Title LX, Rev. Stat., 1878, chap. 1, p. 945:
Sec. 4883. All patents shall be issued in the name of the United States of America, under the seal of the Patent Office, and shall be signed by the Commissioner of Patents, and they shall be recorded, together with the specifications, in the Patent Office in books to be kept for that purpose.
Sec. 4884. Every patent shall contain a short title or description of the invention or discovery, correctly indicating its nature and design, and a grant to the patentee, his heirs or assigns, for the term of seventeen years, of the exclusive right to make, use, and vend the invention or discovery throughout the United States and the Territories thereof, referring to the specification for the particulars thereof.
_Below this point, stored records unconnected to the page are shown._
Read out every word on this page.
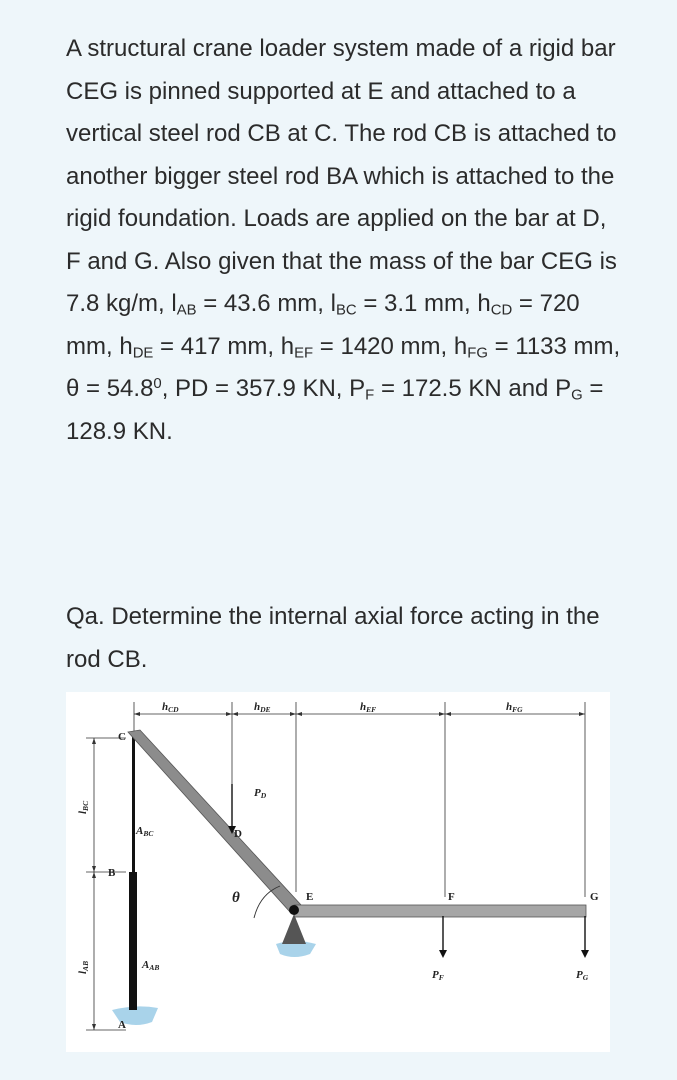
A structural crane loader system made of a rigid bar CEG is pinned supported at E and attached to a vertical steel rod CB at C. The rod CB is attached to another bigger steel rod BA which is attached to the rigid foundation. Loads are applied on the bar at D, F and G. Also given that the mass of the bar CEG is 7.8 kg/m, $l_{AB} = 43.6$ mm, $l_{BC} = 3.1$ mm, $h_{CD} = 720$ mm, $h_{DE} = 417$ mm, $h_{EF} = 1420$ mm, $h_{FG} = 1133$ mm, $\theta = 54.8^0$, PD = 357.9 KN, $P_F = 172.5$ KN and $P_G = 128.9$ KN.

Qa. Determine the internal axial force acting in the rod CB.
hCD	hDE	hEF	hFG
lBC
lAB
θ
C
B
A
D
E	F	G
ABC
AAB
PD
PF	PG
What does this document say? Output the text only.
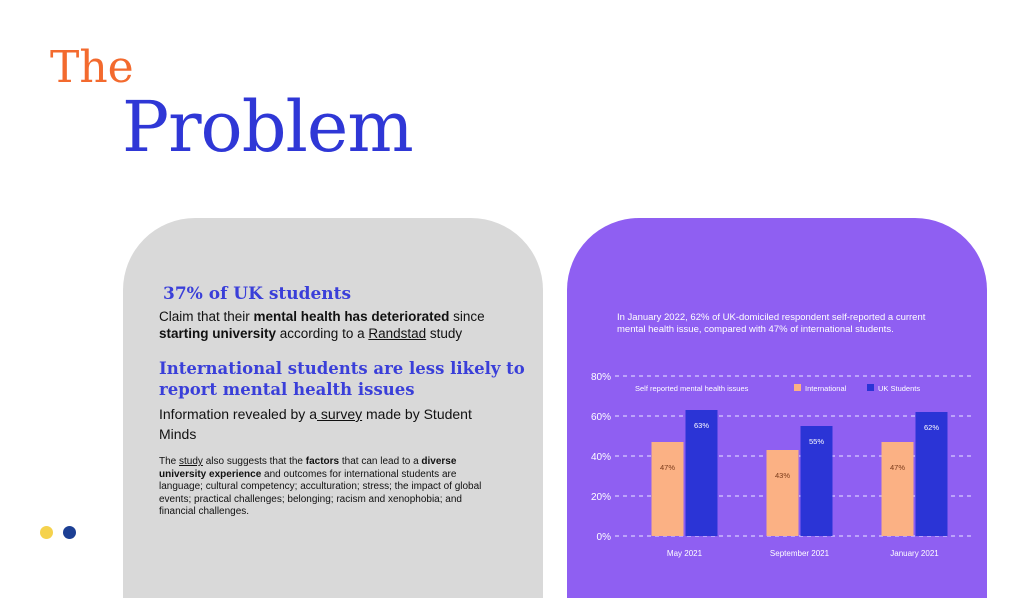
The
Problem
37% of UK students
Claim that their mental health has deteriorated since starting university according to a Randstad study
International students are less likely to report mental health issues
Information revealed by a survey made by Student Minds
The study also suggests that the factors that can lead to a diverse university experience and outcomes for international students are language; cultural competency; acculturation; stress; the impact of global events; practical challenges; belonging; racism and xenophobia; and financial challenges.
In January 2022, 62% of UK-domiciled respondent self-reported a current mental health issue, compared with 47% of international students.
0%
20%
40%
60%
80%
Self reported mental health issues	International	UK Students
47%
63%
May 2021
43%
55%
September 2021
47%
62%
January 2021
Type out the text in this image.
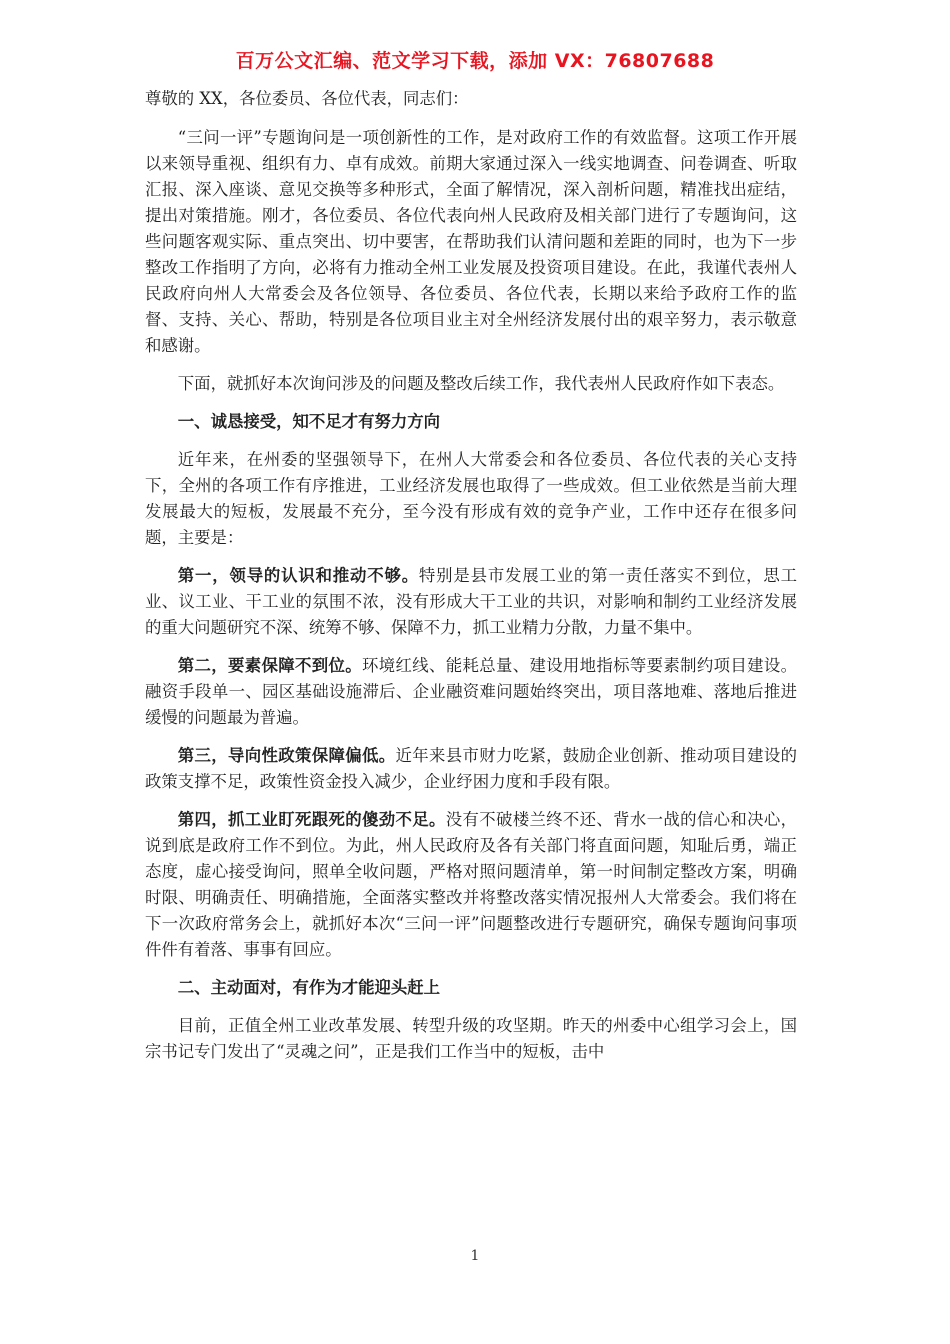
百万公文汇编、范文学习下载，添加 VX：76807688

尊敬的 XX，各位委员、各位代表，同志们：

“三问一评”专题询问是一项创新性的工作，是对政府工作的有效监督。这项工作开展以来领导重视、组织有力、卓有成效。前期大家通过深入一线实地调查、问卷调查、听取汇报、深入座谈、意见交换等多种形式，全面了解情况，深入剖析问题，精准找出症结，提出对策措施。刚才，各位委员、各位代表向州人民政府及相关部门进行了专题询问，这些问题客观实际、重点突出、切中要害，在帮助我们认清问题和差距的同时，也为下一步整改工作指明了方向，必将有力推动全州工业发展及投资项目建设。在此，我谨代表州人民政府向州人大常委会及各位领导、各位委员、各位代表，长期以来给予政府工作的监督、支持、关心、帮助，特别是各位项目业主对全州经济发展付出的艰辛努力，表示敬意和感谢。

下面，就抓好本次询问涉及的问题及整改后续工作，我代表州人民政府作如下表态。

一、诚恳接受，知不足才有努力方向

近年来，在州委的坚强领导下，在州人大常委会和各位委员、各位代表的关心支持下，全州的各项工作有序推进，工业经济发展也取得了一些成效。但工业依然是当前大理发展最大的短板，发展最不充分，至今没有形成有效的竞争产业，工作中还存在很多问题，主要是：

第一，领导的认识和推动不够。特别是县市发展工业的第一责任落实不到位，思工业、议工业、干工业的氛围不浓，没有形成大干工业的共识，对影响和制约工业经济发展的重大问题研究不深、统筹不够、保障不力，抓工业精力分散，力量不集中。

第二，要素保障不到位。环境红线、能耗总量、建设用地指标等要素制约项目建设。融资手段单一、园区基础设施滞后、企业融资难问题始终突出，项目落地难、落地后推进缓慢的问题最为普遍。

第三，导向性政策保障偏低。近年来县市财力吃紧，鼓励企业创新、推动项目建设的政策支撑不足，政策性资金投入减少，企业纾困力度和手段有限。

第四，抓工业盯死跟死的傻劲不足。没有不破楼兰终不还、背水一战的信心和决心，说到底是政府工作不到位。为此，州人民政府及各有关部门将直面问题，知耻后勇，端正态度，虚心接受询问，照单全收问题，严格对照问题清单，第一时间制定整改方案，明确时限、明确责任、明确措施，全面落实整改并将整改落实情况报州人大常委会。我们将在下一次政府常务会上，就抓好本次“三问一评”问题整改进行专题研究，确保专题询问事项件件有着落、事事有回应。

二、主动面对，有作为才能迎头赶上

目前，正值全州工业改革发展、转型升级的攻坚期。昨天的州委中心组学习会上，国宗书记专门发出了“灵魂之问”，正是我们工作当中的短板，击中

1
A copy of the specification and drawings shall be annexed to the patent and be a part thereof.
Sec. 4885. Every patent shall bear date as of a day not later than six months from the time at which it was passed and allowed and notice thereof was sent to the applicant or his agent; and if the final fee is not paid within that period the patent shall be withheld.
Sec. 4886. Any person who has invented or discovered any new and useful art, machine, manufacture, or composition of matter, or any new and useful improvements thereof, not known or used by others in this country, before his invention or discovery thereof, and not patented or described in any printed publication in this or any foreign country, before his invention or discovery thereof, or more than two years prior to his application, and not in public use or on sale in this country for more than two years prior to his application, unless the same is proved to have been abandoned, may, upon payment of the fees required by law, and other due proceeding had, obtain a patent therefor.
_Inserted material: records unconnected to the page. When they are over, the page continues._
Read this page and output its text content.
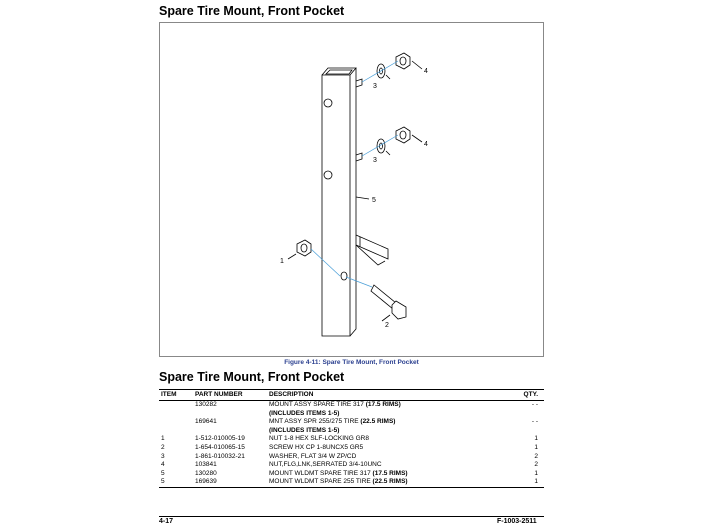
Spare Tire Mount, Front Pocket
4
3
4
3
5
1
2
Figure 4-11: Spare Tire Mount, Front Pocket
Spare Tire Mount, Front Pocket
ITEM	PART NUMBER	DESCRIPTION	QTY.
	130282	MOUNT ASSY SPARE TIRE 317 (17.5 RIMS)
(INCLUDES ITEMS 1-5)	- -
	169641	MNT ASSY SPR 255/275 TIRE (22.5 RIMS)
(INCLUDES ITEMS 1-5)	- -
1	1-512-010005-19	NUT 1-8 HEX SLF-LOCKING GR8	1
2	1-654-010065-15	SCREW HX CP 1-8UNCX5 GR5	1
3	1-861-010032-21	WASHER, FLAT 3/4 W ZP/CD	2
4	103841	NUT,FLG,LNK,SERRATED 3/4-10UNC	2
5	130280	MOUNT WLDMT SPARE TIRE 317 (17.5 RIMS)	1
5	169639	MOUNT WLDMT SPARE 255 TIRE (22.5 RIMS)	1
4-17	F-1003-2511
The Secretary of the Interior and the Commissioner of Patents are authorized to grant any officer of the Government, except officers and employees of the Patent Office, a patent for any invention of the classes mentioned in section 4886 of the Revised Statutes when such invention is used or to be used in the public service, without the payment of any fee: Provided, That the applicant in his application shall state that the invention described therein, if patented, may be used by the Government, or any of its officers or employees in prosecution of work for the Government, or by any other person in the United States, without the payment to him of any royalty thereon, which stipulation shall be included in the patent.
Sec. 4887. No person otherwise entitled thereto shall be debarred from receiving a patent for his invention or discovery, nor shall any patent be declared invalid by reason of its having been first patented or caused to be patented by the inventor or his legal representatives or assigns in a foreign country, unless the application for said foreign patent was filed more than twelve months, in cases within the provisions of section 4886 of the Revised Statutes, and four months in cases of designs, prior to the filing of the application in this country, in which case no patent shall be granted in this country.
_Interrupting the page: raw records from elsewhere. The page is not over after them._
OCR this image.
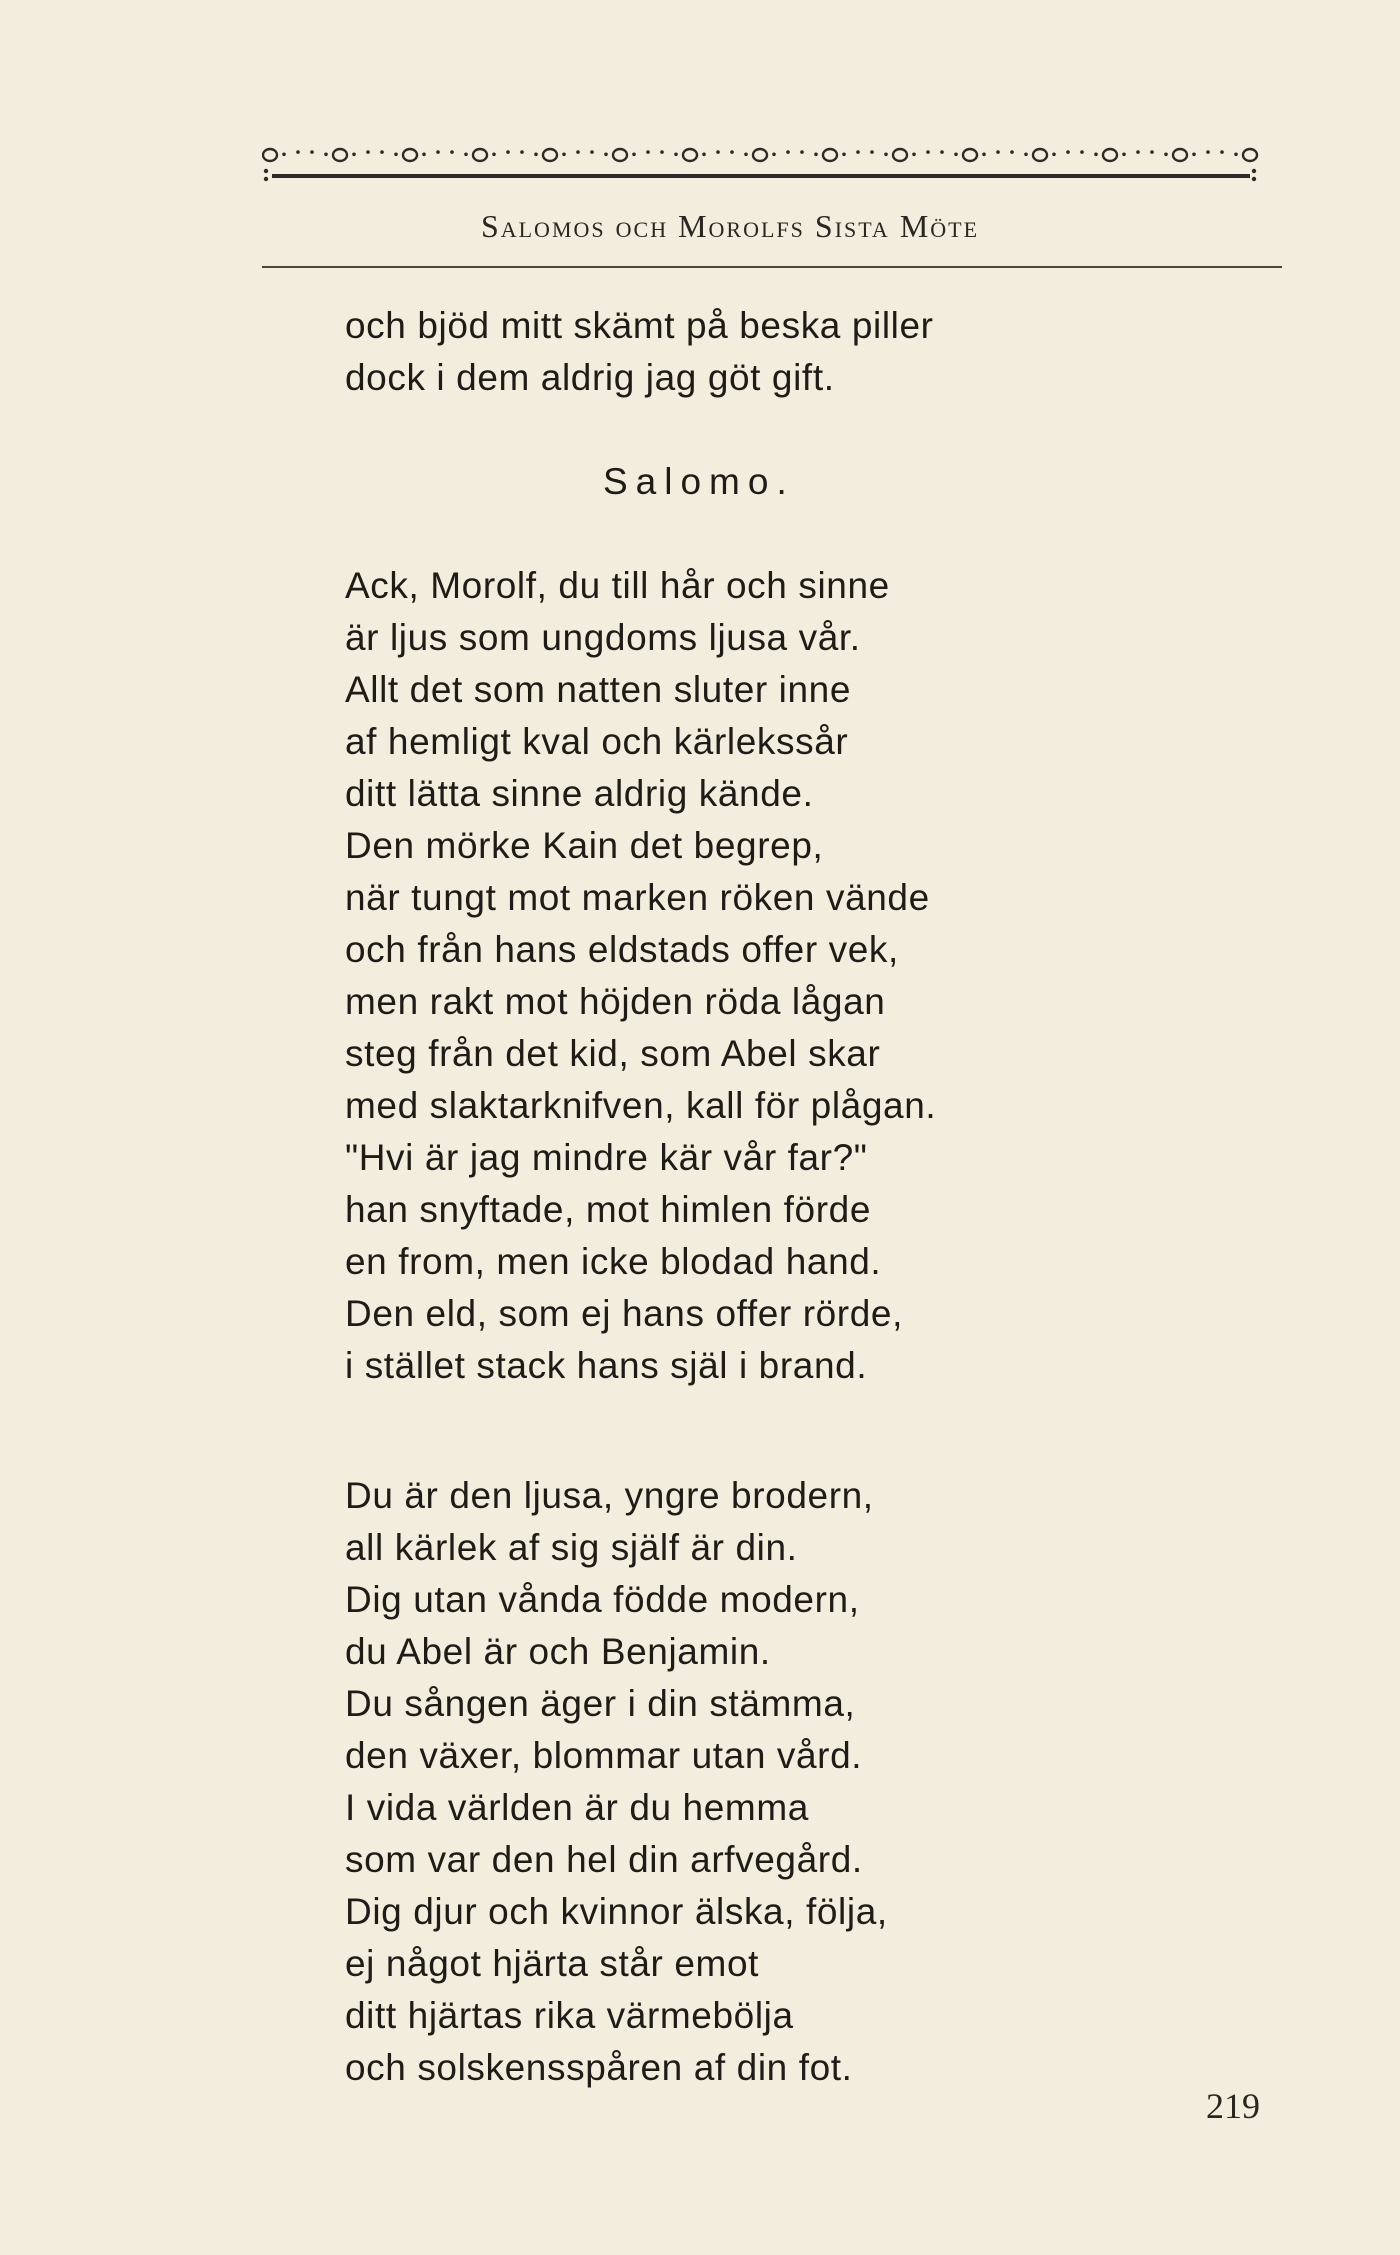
Salomos och Morolfs Sista Möte
och bjöd mitt skämt på beska piller
dock i dem aldrig jag göt gift.
Salomo.
Ack, Morolf, du till hår och sinne
är ljus som ungdoms ljusa vår.
Allt det som natten sluter inne
af hemligt kval och kärlekssår
ditt lätta sinne aldrig kände.
Den mörke Kain det begrep,
när tungt mot marken röken vände
och från hans eldstads offer vek,
men rakt mot höjden röda lågan
steg från det kid, som Abel skar
med slaktarknifven, kall för plågan.
"Hvi är jag mindre kär vår far?"
han snyftade, mot himlen förde
en from, men icke blodad hand.
Den eld, som ej hans offer rörde,
i stället stack hans själ i brand.
Du är den ljusa, yngre brodern,
all kärlek af sig själf är din.
Dig utan vånda födde modern,
du Abel är och Benjamin.
Du sången äger i din stämma,
den växer, blommar utan vård.
I vida världen är du hemma
som var den hel din arfvegård.
Dig djur och kvinnor älska, följa,
ej något hjärta står emot
ditt hjärtas rika värmebölja
och solskensspåren af din fot.
219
An application for patent for an invention or discovery or for a design filed in this country by any person who has previously regularly filed an application for a patent for the same invention, discovery, or design in a foreign country which, by treaty, convention, or law, affords similar privileges to citizens of the United States shall have the same force and effect as the same application would have if filed in this country on the date on which the application for patent for the same invention, discovery, or design was first filed in such foreign country, provided the application in this country is filed within twelve months in cases within the provisions of section 4886 of the Revised Statutes, and within four months in cases of designs, from the earliest date on which any such foreign application was filed. But no patent shall be granted on an application for patent for an invention or discovery or a design which had been patented or described in a printed publication in this or any foreign country more than two years before the date of the actual filing of the application in this country, or which had been in public use or on sale in this country for more than two years prior to such filing.
Sec. 4888. Before any inventor or discoverer shall receive a patent for his invention or discovery, he shall make application therefor in writing, to the Commissioner of Patents, and shall file in the Patent Office a written description of the same, and of the manner and process of making, constructing, compounding, and using it, in such full, clear, concise, and exact terms as to enable any person skilled in the art or science to which it appertains, or with which it is most nearly connected, to make, construct, compound, and use the same: and in case of a machine, he shall explain the principle thereof, and the best mode in which he has contemplated applying that principle, so as to distinguish it from other inventions; and he shall particularly point out and distinctly claim the part, improvement, or combination which he claims as his invention or discovery. The specification and claim shall be signed by the inventor and attested by two witnesses.
Sec. 4889. When the nature of the case admits of drawings, the applicant shall furnish one copy signed by the inventor or his attorney in fact, and attested by two witnesses, which shall be filed in the Patent Office; and a copy of the drawing, to be furnished by the Patent Office, shall be attached to the patent as a part of the specification.
Sec. 4890. When the invention or discovery is of a composition of matter, the applicant, if required by the Commissioner, shall furnish specimens of ingredients and of the composition, sufficient in quantity for the purpose of experiment.
Sec. 4891. In all cases which admit of representation by model, the applicant, if required by the Commissioner, shall furnish a model of convenient size to exhibit advantageously the several parts of his invention or discovery.